ASU's New Additive Manufacturing Center Brings Together Academics and Industry
The new facility is the largest academic AM center in the Southwest United States.
Representatives from industry, business and academia attended the opening of Arizona State University's Additive Manufacturing Center on January 18, 2017. Located within the Manufacturing Research and Innovation Hub on ASU's Polytechnic campus in Mesa, Arizona, the Center is the largest facility of its kind in the Southwest United States.
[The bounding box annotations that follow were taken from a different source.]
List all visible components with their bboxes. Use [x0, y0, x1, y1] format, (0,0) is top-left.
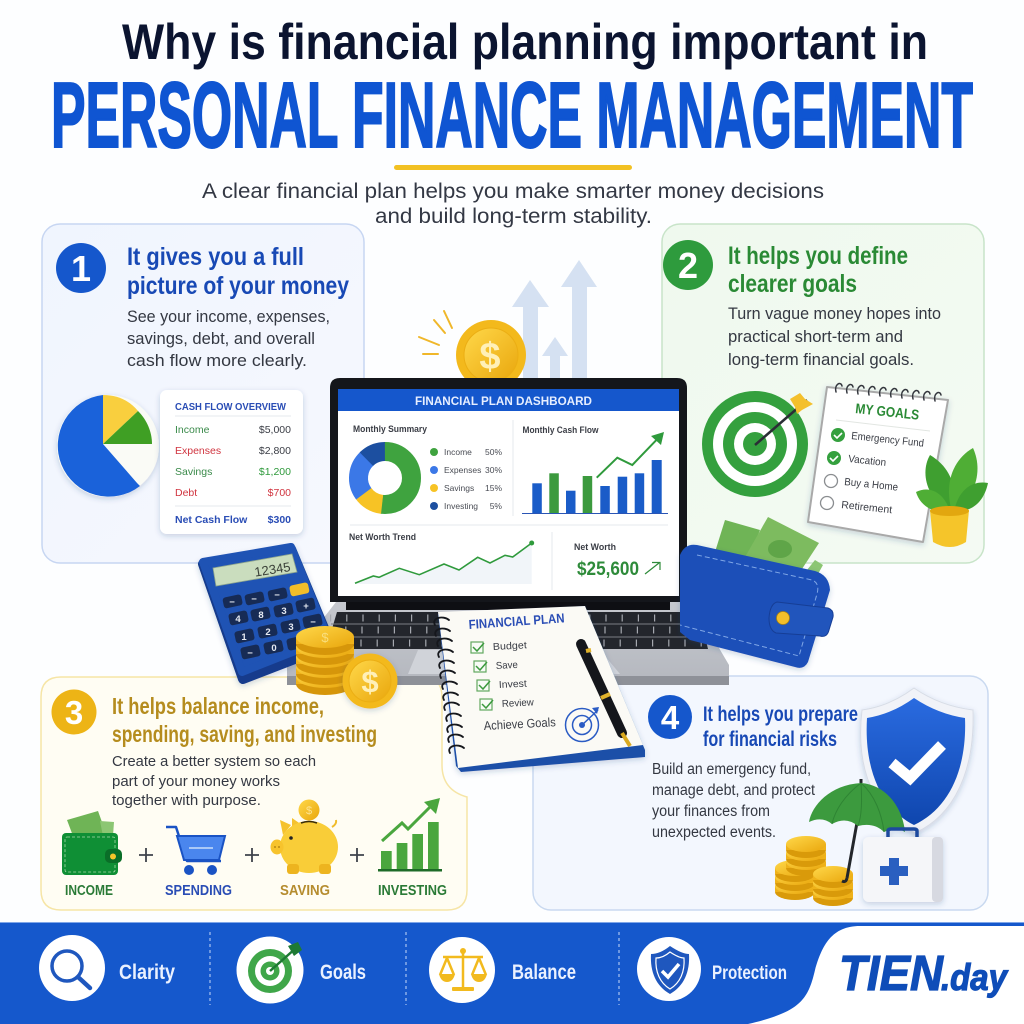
category labels: [65, 883, 447, 899]
monthly summary donut: Expenses: [444, 465, 481, 475]
goals notepad: Buy a Home: [844, 476, 899, 494]
panel 2: define clearer goals: [662, 224, 988, 563]
panel 3: balance income, spending, saving, investing: [41, 677, 467, 910]
cash flow overview card: $700: [268, 487, 291, 499]
monthly summary donut: 30%: [485, 465, 502, 475]
badge 3: [52, 690, 96, 734]
panel 1: full picture of your money: [42, 224, 364, 563]
net worth value: [574, 542, 660, 580]
icon: blue calculator: +: [303, 601, 309, 612]
heading 3: It helps balance income,: [112, 693, 324, 719]
badge 1: 1: [71, 248, 91, 289]
category labels: INCOME: [65, 883, 113, 899]
icon: investing growth chart: [378, 798, 442, 872]
notebook checklist: Review: [502, 697, 535, 710]
goals notepad: Emergency Fund: [851, 430, 925, 450]
item: goals: Goals: [320, 961, 366, 984]
icon: saving piggy bank: [270, 800, 338, 874]
heading 4: for financial risks: [703, 728, 837, 751]
item: clarity: [39, 935, 175, 1001]
heading 1: It gives you a full: [127, 243, 304, 271]
icon: blue calculator: −: [247, 648, 253, 659]
category labels: SPENDING: [165, 883, 232, 899]
body 3: Create a better system so each: [112, 753, 316, 770]
monthly cash flow chart: Monthly Cash Flow: [522, 425, 599, 436]
icon: green umbrella: [809, 779, 905, 882]
logo area: [748, 926, 1024, 1024]
body 4: unexpected events.: [652, 824, 776, 841]
monthly summary donut: Monthly Summary: [353, 424, 428, 435]
coin above laptop: $: [479, 336, 501, 378]
heading 1: [127, 243, 349, 300]
icon: coin stack and dollar coin: $: [321, 630, 329, 645]
icon: income wallet: [62, 811, 122, 875]
icon: first aid kit: [863, 829, 943, 902]
icon: blue calculator: 2: [265, 627, 271, 638]
icon: spending cart: [166, 827, 225, 875]
subtitle: A clear financial plan helps you make smarter money decisions: [202, 180, 824, 203]
badge 2: [663, 240, 713, 290]
notebook checklist: Budget: [493, 640, 527, 653]
body 2: practical short-term and: [728, 328, 903, 346]
subtitle: and build long-term stability.: [375, 205, 652, 228]
net worth trend chart: Net Worth Trend: [349, 532, 416, 543]
icon: blue calculator: [203, 547, 331, 679]
financial plan notebook: [434, 606, 645, 772]
body 2: Turn vague money hopes into: [728, 305, 941, 323]
item: clarity: Clarity: [119, 961, 175, 984]
goals notepad: [808, 384, 948, 542]
heading 4: [703, 703, 858, 751]
icon: blue calculator: −: [251, 594, 257, 605]
notebook checklist: [471, 640, 556, 733]
icon: blue calculator: 0: [271, 643, 277, 654]
monthly cash flow chart: [522, 425, 668, 514]
goals notepad: Vacation: [848, 453, 887, 469]
body 4: Build an emergency fund,: [652, 761, 811, 778]
cash flow overview card: Income: [175, 424, 210, 436]
body 1: [127, 308, 330, 370]
icon: coin stack and dollar coin: $: [361, 664, 379, 699]
panel 4: prepare for financial risks: [533, 676, 988, 910]
net worth value: Net Worth: [574, 542, 616, 553]
body 1: See your income, expenses,: [127, 308, 330, 326]
heading 1: picture of your money: [127, 272, 349, 300]
icon: blue calculator: 1: [241, 632, 247, 643]
heading 2: It helps you define: [728, 242, 908, 270]
footer band: [0, 922, 1024, 1024]
monthly summary donut: Savings: [444, 483, 474, 493]
icon: blue calculator: 8: [258, 610, 264, 621]
title: [51, 14, 973, 167]
icon: potted plant: [916, 448, 988, 547]
laptop base: [287, 602, 729, 685]
badge 1: [56, 243, 106, 293]
icon: saving piggy bank: $: [306, 805, 312, 817]
notebook checklist: Achieve Goals: [483, 715, 556, 733]
goals notepad: Retirement: [841, 499, 893, 516]
laptop screen bezel: [330, 378, 687, 602]
notebook target: [566, 707, 599, 742]
body 2: [728, 305, 941, 369]
heading 3: [112, 693, 377, 747]
body 3: [112, 753, 316, 809]
cash flow overview card: [160, 390, 303, 534]
title underline: [394, 165, 632, 170]
dashboard header: FINANCIAL PLAN DASHBOARD: [415, 396, 592, 408]
plus sign: [139, 848, 153, 862]
background growth arrows: [512, 260, 597, 380]
icon: target with arrow: [702, 391, 813, 497]
body 1: cash flow more clearly.: [127, 352, 307, 370]
icon: coin stack and dollar coin: [296, 626, 398, 708]
badge 4: 4: [661, 699, 680, 736]
icon: shield with check: [861, 688, 973, 833]
monthly summary donut: Investing: [444, 501, 478, 511]
cash flow overview card: Expenses: [175, 445, 221, 457]
badge 2: 2: [678, 245, 698, 286]
icon: blue calculator: 12345: [253, 559, 291, 580]
category labels: SAVING: [280, 883, 330, 899]
body 4: manage debt, and protect: [652, 782, 816, 799]
goals notepad: MY GOALS: [855, 400, 920, 423]
item: protection: Protection: [712, 963, 787, 984]
notebook checklist: Save: [496, 660, 519, 672]
net worth value: $25,600: [577, 559, 639, 580]
cash flow overview card: $300: [268, 514, 291, 526]
body 4: [652, 761, 816, 841]
monthly summary donut: [348, 424, 502, 515]
icon: blue calculator: −: [274, 590, 280, 601]
cash flow overview card: Savings: [175, 466, 212, 478]
monthly summary donut: 50%: [485, 447, 502, 457]
net worth trend chart: [349, 532, 534, 584]
notebook heading: FINANCIAL PLAN: [468, 610, 565, 632]
item: balance: Balance: [512, 961, 576, 984]
heading 4: It helps you prepare: [703, 703, 858, 726]
pie chart: [57, 395, 159, 497]
icon: blue wallet with cash: [680, 517, 833, 668]
subtitle: [202, 180, 824, 228]
icon: coin stacks: [775, 836, 853, 906]
icon: blue calculator: 4: [235, 614, 241, 625]
heading 2: [728, 242, 908, 298]
icon: blue calculator: 3: [288, 622, 294, 633]
logo: TIEN.day: TIEN: [839, 947, 944, 1001]
body 3: part of your money works: [112, 773, 280, 790]
cash flow overview card: CASH FLOW OVERVIEW: [175, 401, 286, 413]
plus sign: [350, 848, 364, 862]
category labels: INVESTING: [378, 883, 447, 899]
icon: blue calculator: −: [310, 617, 316, 628]
body 3: together with purpose.: [112, 792, 261, 809]
cash flow overview card: Debt: [175, 487, 197, 499]
logo: TIEN.day: .day: [941, 957, 1009, 998]
monthly summary donut: 5%: [490, 501, 502, 511]
icon: blue calculator: 3: [281, 606, 287, 617]
central illustration: laptop: [287, 311, 729, 685]
cash flow overview card: Net Cash Flow: [175, 514, 248, 526]
coin above laptop: [419, 311, 526, 390]
monthly summary donut: 15%: [485, 483, 502, 493]
icon: blue calculator: −: [229, 597, 235, 608]
item: goals: [236, 936, 366, 1004]
dashboard screen: [338, 389, 679, 596]
cash flow overview card: $2,800: [259, 445, 291, 457]
item: protection: [637, 937, 787, 1001]
heading 3: spending, saving, and investing: [112, 721, 377, 747]
monthly summary donut: Income: [444, 447, 472, 457]
item: balance: [429, 937, 576, 1003]
plus sign: [245, 848, 259, 862]
notebook spiral: [434, 618, 464, 753]
badge 3: 3: [65, 694, 83, 731]
cash flow overview card: $1,200: [259, 466, 291, 478]
cash flow overview card: $5,000: [259, 424, 291, 436]
notebook checklist: Invest: [499, 679, 527, 691]
body 4: your finances from: [652, 803, 770, 820]
title: Why is financial planning important in: [122, 14, 928, 70]
pen: [581, 644, 630, 746]
dashboard header: [338, 389, 679, 411]
badge 4: [648, 695, 692, 739]
body 1: savings, debt, and overall: [127, 330, 315, 348]
logo: TIEN.day: [839, 947, 1009, 1001]
body 2: long-term financial goals.: [728, 351, 914, 369]
heading 2: clearer goals: [728, 270, 857, 298]
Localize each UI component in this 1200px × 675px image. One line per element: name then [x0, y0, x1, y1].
The 15,000-square-foot Additive Manufacturing Center holds more than $2 million of polymer and metal 3D printing equipment to be used by students, faculty and industry partners. A range of research and development activities will be conducted at the Center, including materials development and prototyping of complex mechanical and energy systems.
Though operated by ASU, the Center was made possible through partnerships with Honeywell Aerospace, Concept Laser (recently acquired by GE), Phoenix Analysis & Design Technologies (PADT), and Stratasys. These partners are contributing equipment as well as assisting with student projects and research, internships, and mentoring.
“Partnering with these industry leaders provides us the capability to do additional research and enhance our education programs,” says Ann McKenna, director of the ASU Polytechnic School. “With so few of these types of centers, this makes ASU more attractive among academic partners, federal agencies and corporations to advance additive manufacturing.”
Industry also stands to benefit from the Additive Manufacturing Center, particularly in terms of workforce development and recruiting.
“We have a lot of very prominent manufacturers in the state of Arizona, but beneath that are upwards of 4,500 small- to medium-size manufacturing companies who need the workforce and who need the talent that we’re trying to create,” says Malcolm Green, associate director of corporate engagement at the Fulton Schools. One goal of the Center is to serve as a pipeline for feeding talent to employers.
“We are just scouring the Earth trying to find talented engineers, technicians and materials science people who can really bring a lot of vision and help this technology expand,” says John Murray, president and CEO of Concept Laser. “Education is an absolute cornerstone to this entire industry and its ability to expand, and we’re excited to be a part of it.”